The Centers for Disease Control and Prevention recently did a study of teen moms who had unintended pregnancies, and the results were astounding.
In a survey of 5,000 teen moms, about a third thought they couldn’t get pregnant.
Others believed they couldn’t get pregnant the first time or at certain times of the month or were sterile.
Wow.
It is confusing why we are allowing this misinformation to happen to our teens.
While the newest data shows that in 2011, birth rates dropped in teens to its lowest rate in the 70 years the CDC has been keeping track. Still, one in 10 births is to a teen mother.
Plus, the United States has the highest teen pregnancy rate in the industrialized world.

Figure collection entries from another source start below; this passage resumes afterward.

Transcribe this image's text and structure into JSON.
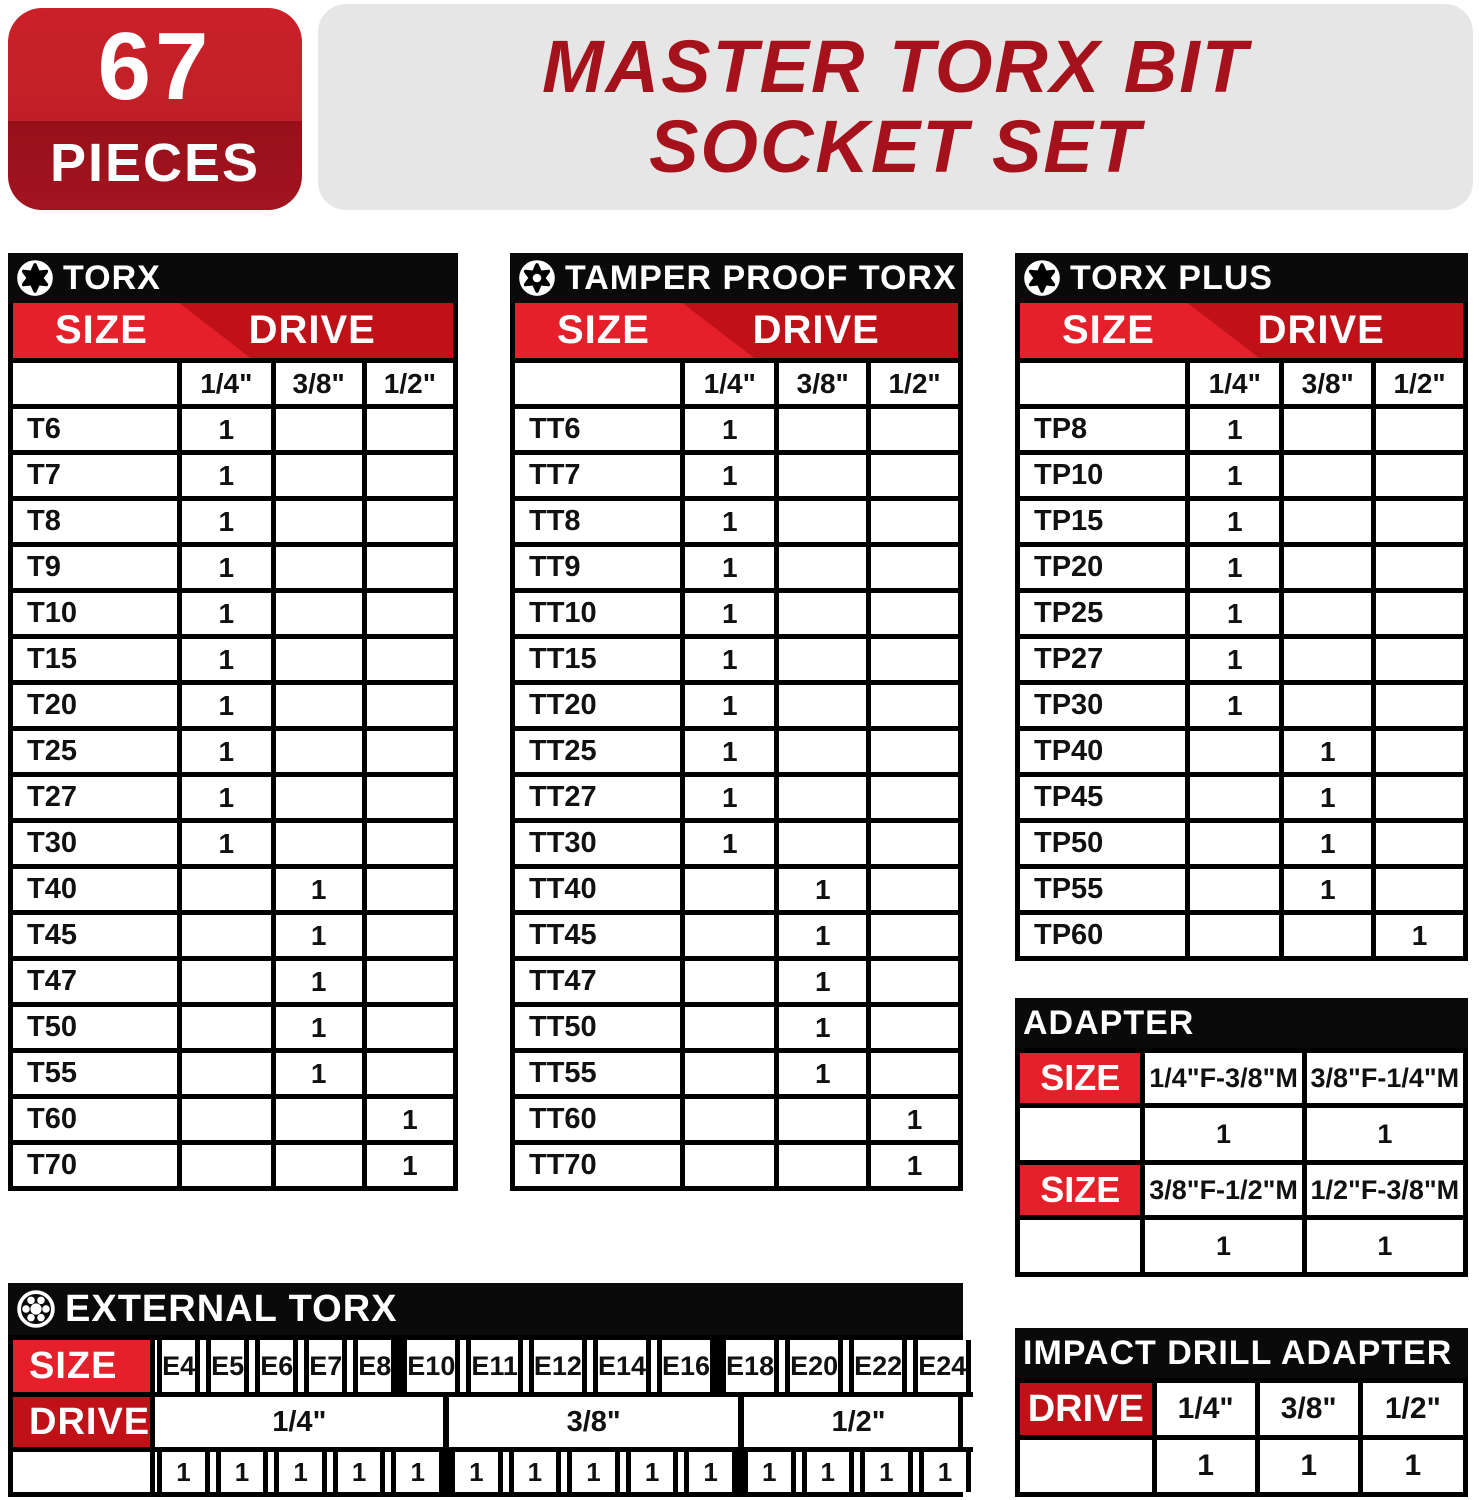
{
  "badge": {
    "count": "67",
    "label": "PIECES"
  },
  "title": {
    "line1": "MASTER TORX BIT",
    "line2": "SOCKET SET"
  },
  "labels": {
    "size": "SIZE",
    "drive": "DRIVE"
  },
  "colors": {
    "bright_red": "#e5202a",
    "dark_red": "#bf1117",
    "badge_top_red": "#c01f27",
    "badge_bottom_red": "#971019",
    "title_red": "#a5121b",
    "banner_gray": "#e6e6e6",
    "black": "#0a0a0a"
  },
  "tables": {
    "torx": {
      "title": "TORX",
      "drives": [
        "1/4\"",
        "3/8\"",
        "1/2\""
      ],
      "rows": [
        {
          "size": "T6",
          "counts": [
            "1",
            "",
            ""
          ]
        },
        {
          "size": "T7",
          "counts": [
            "1",
            "",
            ""
          ]
        },
        {
          "size": "T8",
          "counts": [
            "1",
            "",
            ""
          ]
        },
        {
          "size": "T9",
          "counts": [
            "1",
            "",
            ""
          ]
        },
        {
          "size": "T10",
          "counts": [
            "1",
            "",
            ""
          ]
        },
        {
          "size": "T15",
          "counts": [
            "1",
            "",
            ""
          ]
        },
        {
          "size": "T20",
          "counts": [
            "1",
            "",
            ""
          ]
        },
        {
          "size": "T25",
          "counts": [
            "1",
            "",
            ""
          ]
        },
        {
          "size": "T27",
          "counts": [
            "1",
            "",
            ""
          ]
        },
        {
          "size": "T30",
          "counts": [
            "1",
            "",
            ""
          ]
        },
        {
          "size": "T40",
          "counts": [
            "",
            "1",
            ""
          ]
        },
        {
          "size": "T45",
          "counts": [
            "",
            "1",
            ""
          ]
        },
        {
          "size": "T47",
          "counts": [
            "",
            "1",
            ""
          ]
        },
        {
          "size": "T50",
          "counts": [
            "",
            "1",
            ""
          ]
        },
        {
          "size": "T55",
          "counts": [
            "",
            "1",
            ""
          ]
        },
        {
          "size": "T60",
          "counts": [
            "",
            "",
            "1"
          ]
        },
        {
          "size": "T70",
          "counts": [
            "",
            "",
            "1"
          ]
        }
      ]
    },
    "tamper": {
      "title": "TAMPER PROOF TORX",
      "drives": [
        "1/4\"",
        "3/8\"",
        "1/2\""
      ],
      "rows": [
        {
          "size": "TT6",
          "counts": [
            "1",
            "",
            ""
          ]
        },
        {
          "size": "TT7",
          "counts": [
            "1",
            "",
            ""
          ]
        },
        {
          "size": "TT8",
          "counts": [
            "1",
            "",
            ""
          ]
        },
        {
          "size": "TT9",
          "counts": [
            "1",
            "",
            ""
          ]
        },
        {
          "size": "TT10",
          "counts": [
            "1",
            "",
            ""
          ]
        },
        {
          "size": "TT15",
          "counts": [
            "1",
            "",
            ""
          ]
        },
        {
          "size": "TT20",
          "counts": [
            "1",
            "",
            ""
          ]
        },
        {
          "size": "TT25",
          "counts": [
            "1",
            "",
            ""
          ]
        },
        {
          "size": "TT27",
          "counts": [
            "1",
            "",
            ""
          ]
        },
        {
          "size": "TT30",
          "counts": [
            "1",
            "",
            ""
          ]
        },
        {
          "size": "TT40",
          "counts": [
            "",
            "1",
            ""
          ]
        },
        {
          "size": "TT45",
          "counts": [
            "",
            "1",
            ""
          ]
        },
        {
          "size": "TT47",
          "counts": [
            "",
            "1",
            ""
          ]
        },
        {
          "size": "TT50",
          "counts": [
            "",
            "1",
            ""
          ]
        },
        {
          "size": "TT55",
          "counts": [
            "",
            "1",
            ""
          ]
        },
        {
          "size": "TT60",
          "counts": [
            "",
            "",
            "1"
          ]
        },
        {
          "size": "TT70",
          "counts": [
            "",
            "",
            "1"
          ]
        }
      ]
    },
    "torx_plus": {
      "title": "TORX PLUS",
      "drives": [
        "1/4\"",
        "3/8\"",
        "1/2\""
      ],
      "rows": [
        {
          "size": "TP8",
          "counts": [
            "1",
            "",
            ""
          ]
        },
        {
          "size": "TP10",
          "counts": [
            "1",
            "",
            ""
          ]
        },
        {
          "size": "TP15",
          "counts": [
            "1",
            "",
            ""
          ]
        },
        {
          "size": "TP20",
          "counts": [
            "1",
            "",
            ""
          ]
        },
        {
          "size": "TP25",
          "counts": [
            "1",
            "",
            ""
          ]
        },
        {
          "size": "TP27",
          "counts": [
            "1",
            "",
            ""
          ]
        },
        {
          "size": "TP30",
          "counts": [
            "1",
            "",
            ""
          ]
        },
        {
          "size": "TP40",
          "counts": [
            "",
            "1",
            ""
          ]
        },
        {
          "size": "TP45",
          "counts": [
            "",
            "1",
            ""
          ]
        },
        {
          "size": "TP50",
          "counts": [
            "",
            "1",
            ""
          ]
        },
        {
          "size": "TP55",
          "counts": [
            "",
            "1",
            ""
          ]
        },
        {
          "size": "TP60",
          "counts": [
            "",
            "",
            "1"
          ]
        }
      ]
    },
    "adapter": {
      "title": "ADAPTER",
      "groups": [
        {
          "cols": [
            "1/4\"F-3/8\"M",
            "3/8\"F-1/4\"M"
          ],
          "counts": [
            "1",
            "1"
          ]
        },
        {
          "cols": [
            "3/8\"F-1/2\"M",
            "1/2\"F-3/8\"M"
          ],
          "counts": [
            "1",
            "1"
          ]
        }
      ]
    },
    "external": {
      "title": "EXTERNAL TORX",
      "sizes": [
        "E4",
        "E5",
        "E6",
        "E7",
        "E8",
        "E10",
        "E11",
        "E12",
        "E14",
        "E16",
        "E18",
        "E20",
        "E22",
        "E24"
      ],
      "drive_groups": [
        {
          "label": "1/4\"",
          "span": 5
        },
        {
          "label": "3/8\"",
          "span": 5
        },
        {
          "label": "1/2\"",
          "span": 4
        }
      ],
      "counts": [
        "1",
        "1",
        "1",
        "1",
        "1",
        "1",
        "1",
        "1",
        "1",
        "1",
        "1",
        "1",
        "1",
        "1"
      ]
    },
    "impact": {
      "title": "IMPACT DRILL ADAPTER",
      "drives": [
        "1/4\"",
        "3/8\"",
        "1/2\""
      ],
      "counts": [
        "1",
        "1",
        "1"
      ]
    }
  }
}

In our own Barton County, our teen pregnancy rate ranks 13th in the state.
In 2010, Kansas ranked 15th nationally in the number of teen pregnancies, per the National Vital Statistics Report from the CDC.

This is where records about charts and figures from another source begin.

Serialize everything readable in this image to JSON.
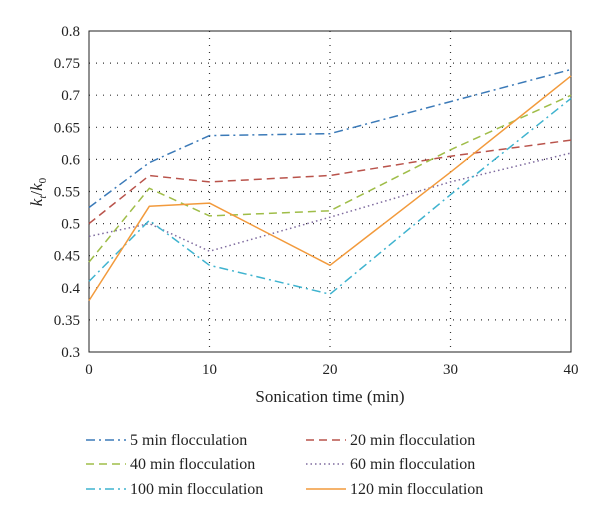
{
  "chart_data": {
    "type": "line",
    "xlabel": "Sonication time (min)",
    "ylabel": "k/k0",
    "ylabel_parts": {
      "main": "k",
      "sub1": "t",
      "slash": "/",
      "main2": "k",
      "sub2": "0"
    },
    "xlim": [
      0,
      40
    ],
    "ylim": [
      0.3,
      0.8
    ],
    "x_ticks": [
      "0",
      "10",
      "20",
      "30",
      "40"
    ],
    "y_ticks": [
      "0.3",
      "0.35",
      "0.4",
      "0.45",
      "0.5",
      "0.55",
      "0.6",
      "0.65",
      "0.7",
      "0.75",
      "0.8"
    ],
    "grid": true,
    "legend_position": "bottom",
    "series": [
      {
        "name": "5 min flocculation",
        "color": "#3b7ab8",
        "dash": "dashdot",
        "x": [
          0,
          5,
          10,
          20,
          30,
          40
        ],
        "y": [
          0.525,
          0.595,
          0.637,
          0.64,
          0.69,
          0.74
        ]
      },
      {
        "name": "20 min flocculation",
        "color": "#b9534b",
        "dash": "dashed",
        "x": [
          0,
          5,
          10,
          20,
          30,
          40
        ],
        "y": [
          0.5,
          0.575,
          0.565,
          0.575,
          0.605,
          0.63
        ]
      },
      {
        "name": "40 min flocculation",
        "color": "#9fbd48",
        "dash": "dashed",
        "x": [
          0,
          5,
          10,
          20,
          30,
          40
        ],
        "y": [
          0.44,
          0.555,
          0.512,
          0.52,
          0.615,
          0.7
        ]
      },
      {
        "name": "60 min flocculation",
        "color": "#7e6a9e",
        "dash": "dotted",
        "x": [
          0,
          5,
          10,
          20,
          30,
          40
        ],
        "y": [
          0.48,
          0.5,
          0.457,
          0.51,
          0.565,
          0.61
        ]
      },
      {
        "name": "100 min flocculation",
        "color": "#3fb3cf",
        "dash": "dashdot",
        "x": [
          0,
          5,
          10,
          20,
          30,
          40
        ],
        "y": [
          0.41,
          0.505,
          0.435,
          0.39,
          0.545,
          0.695
        ]
      },
      {
        "name": "120 min flocculation",
        "color": "#f29a3c",
        "dash": "solid",
        "x": [
          0,
          5,
          10,
          20,
          30,
          40
        ],
        "y": [
          0.38,
          0.527,
          0.532,
          0.435,
          0.58,
          0.73
        ]
      }
    ]
  }
}
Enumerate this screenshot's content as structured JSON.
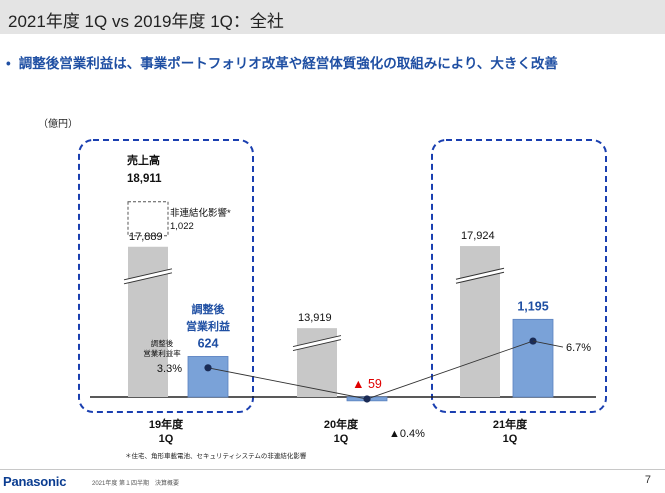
{
  "header": {
    "title": "2021年度 1Q vs 2019年度 1Q：全社"
  },
  "headline": {
    "bullet": "•",
    "text": "調整後営業利益は、事業ポートフォリオ改革や経営体質強化の取組みにより、大きく改善"
  },
  "unit_label": "（億円）",
  "chart_data": {
    "type": "bar",
    "categories": [
      "19年度\n1Q",
      "20年度\n1Q",
      "21年度\n1Q"
    ],
    "category_lines": [
      [
        "19年度",
        "1Q"
      ],
      [
        "20年度",
        "1Q"
      ],
      [
        "21年度",
        "1Q"
      ]
    ],
    "series": [
      {
        "name": "売上高",
        "values": [
          17889,
          13919,
          17924
        ],
        "labels": [
          "17,889",
          "13,919",
          "17,924"
        ],
        "color": "#c8c8c8",
        "axis_break": true
      },
      {
        "name": "調整後営業利益",
        "values": [
          624,
          -59,
          1195
        ],
        "labels": [
          "624",
          "▲ 59",
          "1,195"
        ],
        "color": "#7aa2d8"
      }
    ],
    "rate_line": {
      "name": "調整後営業利益率",
      "values": [
        3.3,
        -0.4,
        6.7
      ],
      "labels": [
        "3.3%",
        "▲0.4%",
        "6.7%"
      ]
    },
    "deconsolidation": {
      "label": "非連結化影響*",
      "value": 1022,
      "value_label": "1,022",
      "total_label": "18,911",
      "total_value": 18911
    },
    "legend_labels": {
      "sales": "売上高",
      "profit": [
        "調整後",
        "営業利益"
      ],
      "rate": [
        "調整後",
        "営業利益率"
      ]
    },
    "highlight_color": "#1a3fb0",
    "negative_color": "#e00000"
  },
  "footnote": "＊住宅、角形車載電池、セキュリティシステムの非連結化影響",
  "footer": {
    "logo": "Panasonic",
    "note": "2021年度 第１四半期　決算概要",
    "page": "7"
  }
}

It is much easier to solve these problems before they began.
A fifteen year old is not emotionally ready to be a mother, and so often, grandparents end up raising the baby.
In fact, it will be a full ten years, in adulthood, that the brain is fully developed.
It costs this country nine billion dollars per year-money that would better spent on education.
Adults can engage in magical thinking just as the teens, thinking that THEIR child won’t.
At the same time, adults provide alcohol to teens for unchaperoned parties, which is a potent mixture of raging hormones and lack of inhibitions due to the alcohol.
Our culture is saturated with sexuality, and by the time teens are 16 or 17, parents can only hope to influence them or provide information.
A teen who forgets to turn in their homework that is sitting in the backpack cannot be expected to be making good choices in other areas of life.
Parents need to be giving these facts to both boys and girls. It needs to be done more than once as part of regular conversations.
Now is a good time to share values and help your teens make good choices. The discomfort will be less than spending retirement taking care of the your teens children.